The following is a list of Yahya bey Dukajini's works:

- Diwan, printed in Istanbul in 1977 (selections from his Collected Poems were published by Mehmet Çavuşoğlu in 1983).
- Khamsa (Five Poems):
  1. Şah ü Geda - The King and the Beggar
  2. Yusuf ve Züleyha - Yusuf and Züleyha
  3. Gencine-i Raz - Treasure of Secret
  4. Gülşen-i Envar - Rose Garden of the Lights
  5. Kitab-ı Usul - Book of Procedures
- Şehrengiz-i İstanbul (City Book of İstanbul), published by Mehmet Çavuşoğlu in Türk Dili ve Edebiyatı Dergisi, 1969
- Şehrengiz-i Edirne (City Book of Edirne)

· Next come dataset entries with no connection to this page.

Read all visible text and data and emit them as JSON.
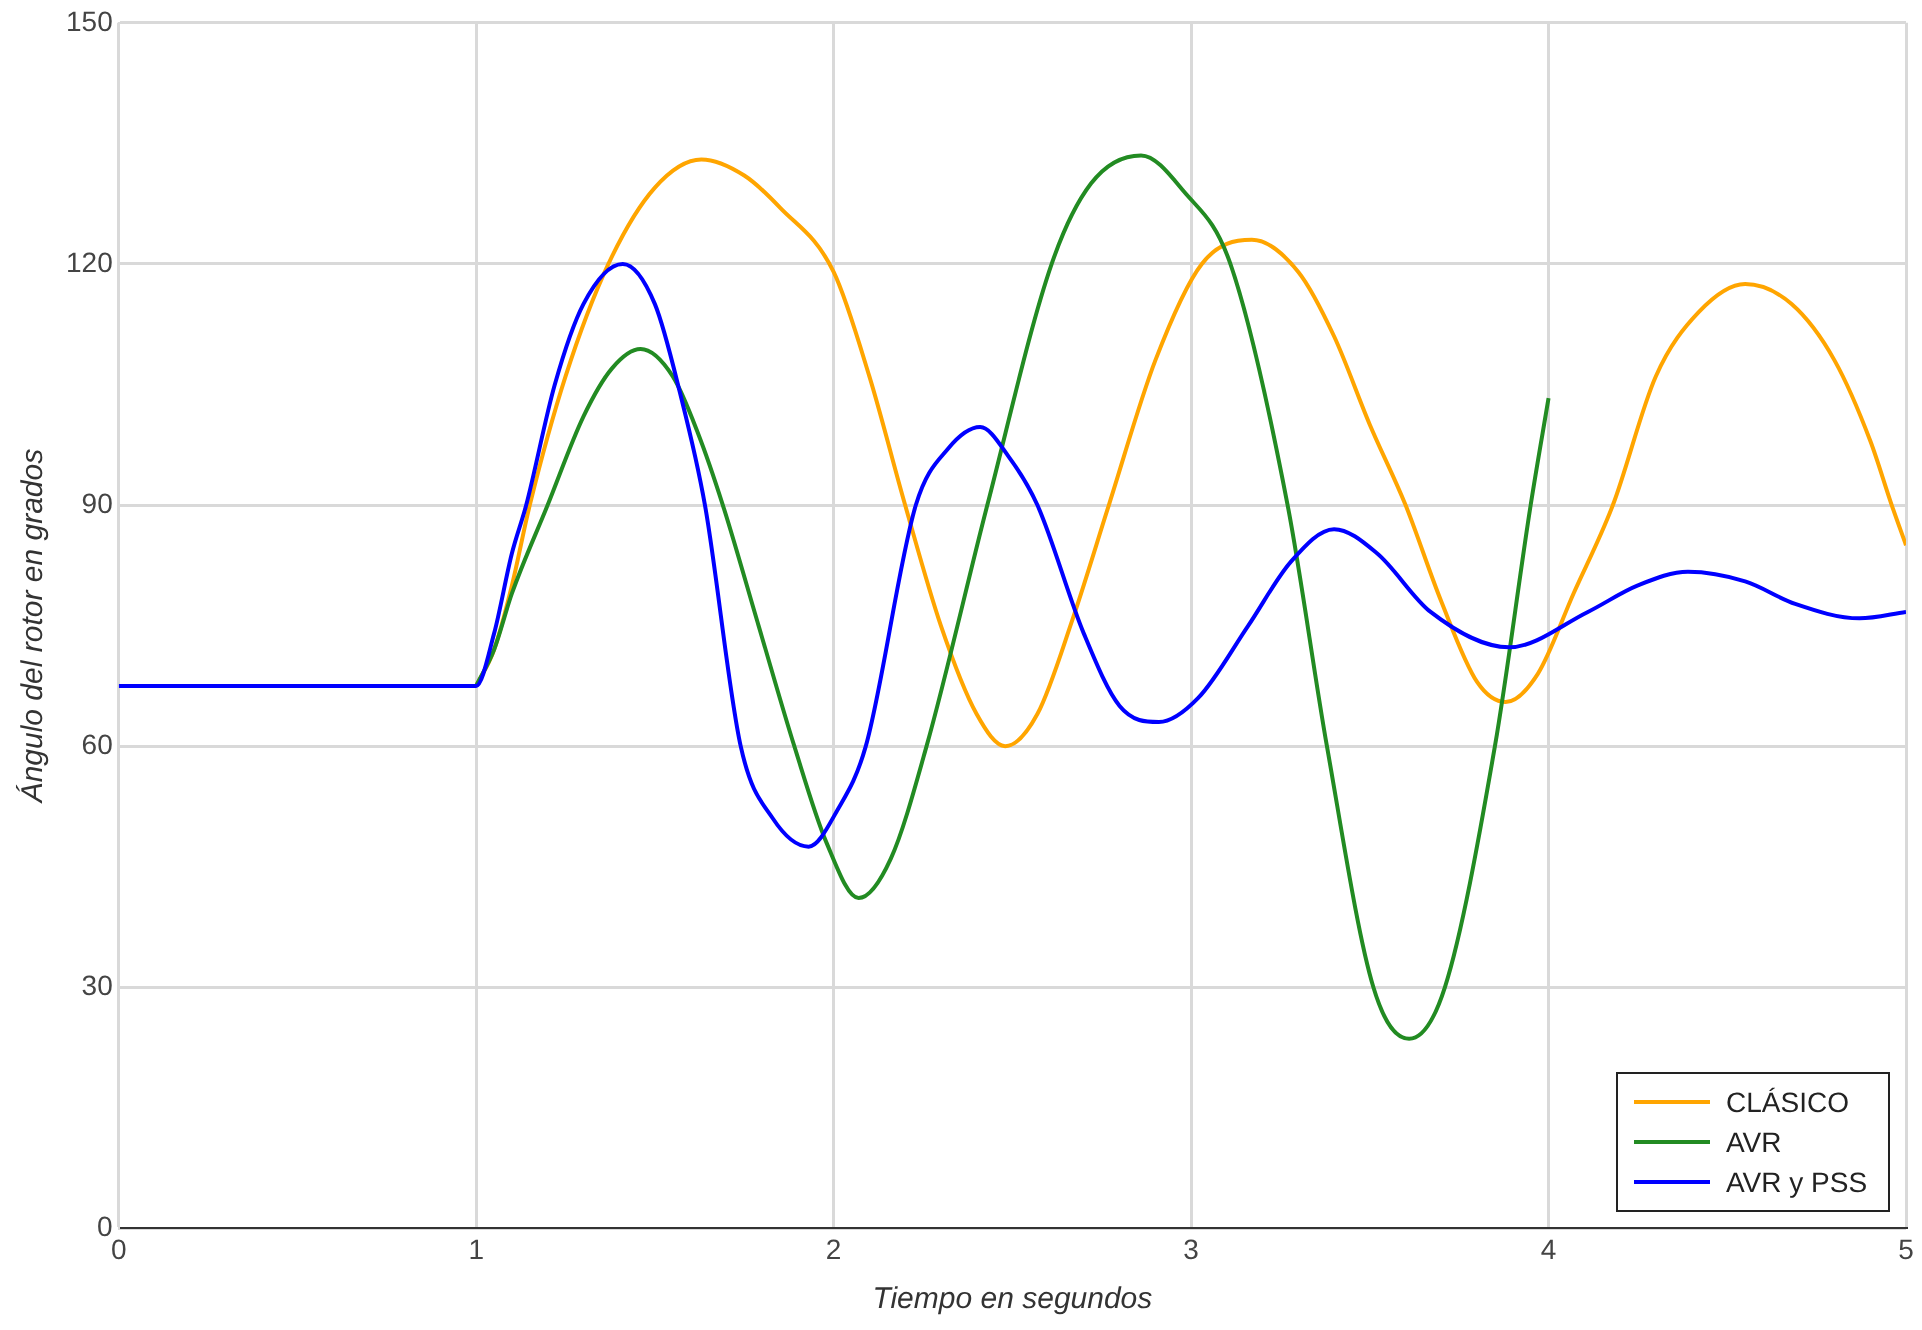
{
  "chart_data": {
    "type": "line",
    "xlabel": "Tiempo en segundos",
    "ylabel": "Ángulo del rotor en grados",
    "xlim": [
      0,
      5
    ],
    "xticks": [
      0,
      1,
      2,
      3,
      4,
      5
    ],
    "ylim": [
      0,
      150
    ],
    "yticks": [
      0,
      30,
      60,
      90,
      120,
      150
    ],
    "grid": true,
    "legend": "bottom right",
    "marker": "none",
    "line_style": "solid",
    "series": [
      {
        "name": "CLÁSICO",
        "color": "#ffa500",
        "x": [
          1,
          1.05,
          1.1,
          1.15,
          1.25,
          1.37,
          1.5,
          1.63,
          1.75,
          1.85,
          2.0,
          2.1,
          2.2,
          2.3,
          2.4,
          2.48,
          2.57,
          2.67,
          2.77,
          2.9,
          3.03,
          3.17,
          3.3,
          3.4,
          3.5,
          3.6,
          3.7,
          3.8,
          3.88,
          3.97,
          4.07,
          4.18,
          4.3,
          4.42,
          4.55,
          4.68,
          4.8,
          4.9,
          4.96,
          5.0
        ],
        "values": [
          67.5,
          72,
          80,
          90,
          106,
          120,
          129.5,
          133,
          131,
          127,
          119,
          106,
          90,
          75,
          64,
          60,
          64,
          76,
          90,
          108,
          120,
          123,
          119,
          111,
          100,
          90,
          78,
          68,
          65.5,
          69,
          79,
          90,
          106,
          114,
          117.5,
          115,
          108,
          98,
          90,
          85
        ]
      },
      {
        "name": "AVR",
        "color": "#228b22",
        "x": [
          1,
          1.05,
          1.1,
          1.2,
          1.3,
          1.38,
          1.46,
          1.55,
          1.62,
          1.69,
          1.79,
          1.89,
          1.98,
          2.07,
          2.16,
          2.26,
          2.43,
          2.61,
          2.72,
          2.86,
          2.98,
          3.11,
          3.27,
          3.38,
          3.51,
          3.61,
          3.71,
          3.85,
          3.95,
          4.0
        ],
        "values": [
          67.5,
          72,
          79,
          90,
          101,
          107,
          109.4,
          106,
          99,
          90,
          75,
          60,
          48,
          41.1,
          46,
          60,
          90,
          120,
          130,
          133.5,
          129,
          120,
          90,
          60,
          30,
          23.6,
          30,
          60,
          90,
          103.3
        ]
      },
      {
        "name": "AVR y PSS",
        "color": "#0000ff",
        "x": [
          0,
          1,
          1.05,
          1.1,
          1.14,
          1.22,
          1.3,
          1.41,
          1.5,
          1.57,
          1.64,
          1.74,
          1.83,
          1.93,
          2.01,
          2.09,
          2.23,
          2.32,
          2.41,
          2.49,
          2.57,
          2.7,
          2.8,
          2.91,
          3.02,
          3.16,
          3.28,
          3.4,
          3.52,
          3.67,
          3.89,
          4.11,
          4.25,
          4.39,
          4.55,
          4.69,
          4.87,
          5.0
        ],
        "values": [
          67.5,
          67.5,
          74,
          84,
          90,
          105,
          115,
          120,
          115,
          104,
          90,
          60,
          51,
          47.5,
          52,
          60,
          90,
          97,
          99.7,
          96,
          90,
          74,
          65,
          63,
          66,
          75,
          83,
          87,
          84,
          76.7,
          72.3,
          76.7,
          80,
          81.7,
          80.5,
          77.7,
          75.9,
          76.7
        ]
      }
    ]
  }
}
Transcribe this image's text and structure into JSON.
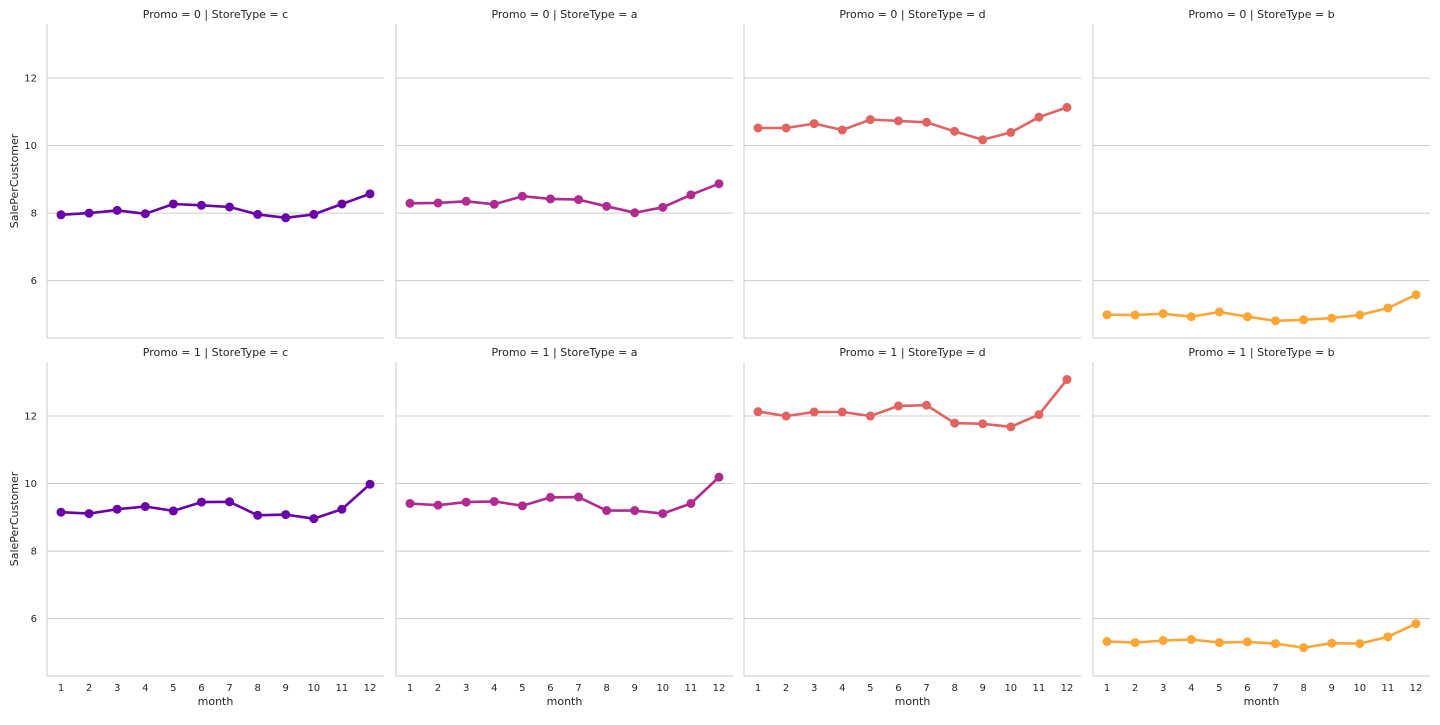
{
  "chart_data": {
    "type": "line",
    "facet_layout": "rows-by-promo, columns-by-storetype",
    "style": "seaborn whitegrid factorplot with point markers",
    "xlabel": "month",
    "ylabel": "SalePerCustomer",
    "x": [
      1,
      2,
      3,
      4,
      5,
      6,
      7,
      8,
      9,
      10,
      11,
      12
    ],
    "x_tick_labels": [
      "1",
      "2",
      "3",
      "4",
      "5",
      "6",
      "7",
      "8",
      "9",
      "10",
      "11",
      "12"
    ],
    "ylim": [
      4.3,
      13.6
    ],
    "y_ticks": [
      6,
      8,
      10,
      12
    ],
    "y_tick_labels": [
      "6",
      "8",
      "10",
      "12"
    ],
    "grid": "horizontal",
    "colors": {
      "c": "#6a00a8",
      "a": "#b12a90",
      "d": "#e16462",
      "b": "#fca636"
    },
    "panels": [
      {
        "title": "Promo = 0 | StoreType = c",
        "promo": 0,
        "store_type": "c",
        "row": 0,
        "col": 0,
        "values": [
          7.95,
          8.0,
          8.08,
          7.98,
          8.27,
          8.23,
          8.18,
          7.96,
          7.86,
          7.96,
          8.27,
          8.57
        ]
      },
      {
        "title": "Promo = 0 | StoreType = a",
        "promo": 0,
        "store_type": "a",
        "row": 0,
        "col": 1,
        "values": [
          8.29,
          8.3,
          8.35,
          8.26,
          8.5,
          8.42,
          8.4,
          8.2,
          8.01,
          8.17,
          8.54,
          8.87
        ]
      },
      {
        "title": "Promo = 0 | StoreType = d",
        "promo": 0,
        "store_type": "d",
        "row": 0,
        "col": 2,
        "values": [
          10.52,
          10.52,
          10.65,
          10.46,
          10.77,
          10.73,
          10.69,
          10.42,
          10.17,
          10.39,
          10.84,
          11.13
        ]
      },
      {
        "title": "Promo = 0 | StoreType = b",
        "promo": 0,
        "store_type": "b",
        "row": 0,
        "col": 3,
        "values": [
          4.99,
          4.98,
          5.02,
          4.93,
          5.07,
          4.93,
          4.81,
          4.84,
          4.89,
          4.98,
          5.19,
          5.58
        ]
      },
      {
        "title": "Promo = 1 | StoreType = c",
        "promo": 1,
        "store_type": "c",
        "row": 1,
        "col": 0,
        "values": [
          9.15,
          9.11,
          9.24,
          9.32,
          9.19,
          9.45,
          9.46,
          9.06,
          9.08,
          8.96,
          9.24,
          9.98
        ]
      },
      {
        "title": "Promo = 1 | StoreType = a",
        "promo": 1,
        "store_type": "a",
        "row": 1,
        "col": 1,
        "values": [
          9.41,
          9.36,
          9.45,
          9.47,
          9.34,
          9.59,
          9.6,
          9.2,
          9.2,
          9.11,
          9.41,
          10.19
        ]
      },
      {
        "title": "Promo = 1 | StoreType = d",
        "promo": 1,
        "store_type": "d",
        "row": 1,
        "col": 2,
        "values": [
          12.13,
          12.0,
          12.12,
          12.12,
          12.0,
          12.3,
          12.32,
          11.79,
          11.77,
          11.68,
          12.04,
          13.08
        ]
      },
      {
        "title": "Promo = 1 | StoreType = b",
        "promo": 1,
        "store_type": "b",
        "row": 1,
        "col": 3,
        "values": [
          5.32,
          5.29,
          5.35,
          5.38,
          5.29,
          5.31,
          5.26,
          5.14,
          5.27,
          5.26,
          5.46,
          5.85
        ]
      }
    ]
  }
}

Two additional poems are usually attributed to Dukagjini:
- Nāz ü-Niyāz (Coyness and Yearning)
- Sulaimān-nāme (Book of Sulaiman: this poem is of around 2,000 verses, but left unfinished)

==Legacy==
A courageous soldier, Dukagjini is noted for acting as a type which admirably combined the sword with the pen. His independence merged with his courage was his most notable trait. Yahya Bey is considered today as one of the greatest Ottoman diwan poets of the time.

==In popular culture==
Yahya bey Dukagjini is depicted in the Turkish TV series Muhteşem Yüzyıl (The Magnificent Century), performed by Serkan Altunorak.